The Scottsdale auctions demonstrated this theory quite succinctly with softening numbers and the number of bid paddles in laps for the E-types, AH 3000's; Lotus Europa and even 911's to name a few. I never heard Charley Ross beg so much for bids in all the time I have watched Gooding auctions. His "this is no money" begs were really wearing thin.

Attribute this to fewer Europeans bidding, a stronger dollar, and lots of inventory.

This puts the GTV and most Alfas we own squarely in the cross-hairs. Witness the 100 point car ( Giulietta Veloce light blue) that was on E-bay a few weeks ago that never garnered an opening bid in the 60's. It's with a dealer and the phone is dead so it wasn't just the E-Bay virus that killed it.
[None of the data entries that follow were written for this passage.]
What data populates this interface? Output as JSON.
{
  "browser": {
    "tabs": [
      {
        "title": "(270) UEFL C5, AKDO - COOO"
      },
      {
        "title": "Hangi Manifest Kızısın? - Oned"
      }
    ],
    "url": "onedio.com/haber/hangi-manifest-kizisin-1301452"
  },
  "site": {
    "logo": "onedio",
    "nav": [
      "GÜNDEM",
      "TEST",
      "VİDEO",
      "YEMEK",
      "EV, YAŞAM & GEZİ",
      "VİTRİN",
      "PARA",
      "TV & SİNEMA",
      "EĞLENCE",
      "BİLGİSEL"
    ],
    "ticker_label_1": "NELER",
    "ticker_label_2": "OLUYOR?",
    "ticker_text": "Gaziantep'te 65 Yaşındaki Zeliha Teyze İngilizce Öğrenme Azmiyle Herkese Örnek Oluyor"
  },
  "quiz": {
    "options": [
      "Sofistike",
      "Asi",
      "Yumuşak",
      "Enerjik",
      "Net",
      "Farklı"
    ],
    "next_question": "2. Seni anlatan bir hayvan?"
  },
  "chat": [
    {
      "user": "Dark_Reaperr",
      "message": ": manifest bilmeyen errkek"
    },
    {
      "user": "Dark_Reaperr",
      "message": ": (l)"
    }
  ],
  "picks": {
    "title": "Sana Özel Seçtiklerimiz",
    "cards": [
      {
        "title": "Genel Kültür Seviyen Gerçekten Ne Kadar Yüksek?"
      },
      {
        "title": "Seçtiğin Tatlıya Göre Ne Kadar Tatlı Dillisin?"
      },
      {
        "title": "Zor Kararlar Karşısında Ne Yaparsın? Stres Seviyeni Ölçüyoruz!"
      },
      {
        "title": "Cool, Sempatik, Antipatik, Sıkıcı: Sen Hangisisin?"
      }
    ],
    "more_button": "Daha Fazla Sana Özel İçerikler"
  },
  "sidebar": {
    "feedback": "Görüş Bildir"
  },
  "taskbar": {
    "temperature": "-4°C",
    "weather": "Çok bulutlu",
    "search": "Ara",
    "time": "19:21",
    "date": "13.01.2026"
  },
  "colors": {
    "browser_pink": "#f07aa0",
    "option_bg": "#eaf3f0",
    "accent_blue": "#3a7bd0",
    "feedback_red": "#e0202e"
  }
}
Step-noses and GTV's will hold on to a $35000-45000 range for exceptional cars for awhile with a few going higher for what reason only a lone buyer has but from here, I think the market is in for a slow-down and stability in this lower bubble... but not deflation. the big bubble will go on with very little tugging on the lower one but we are in a stutter phase now. It might take a couple years before that phase kicks in. The 50's are going to be a struggle and maybe even blind squirrels and acorns applies but I wouldn't count on it..

PS: The same thing is going on in real estate in my part of the country.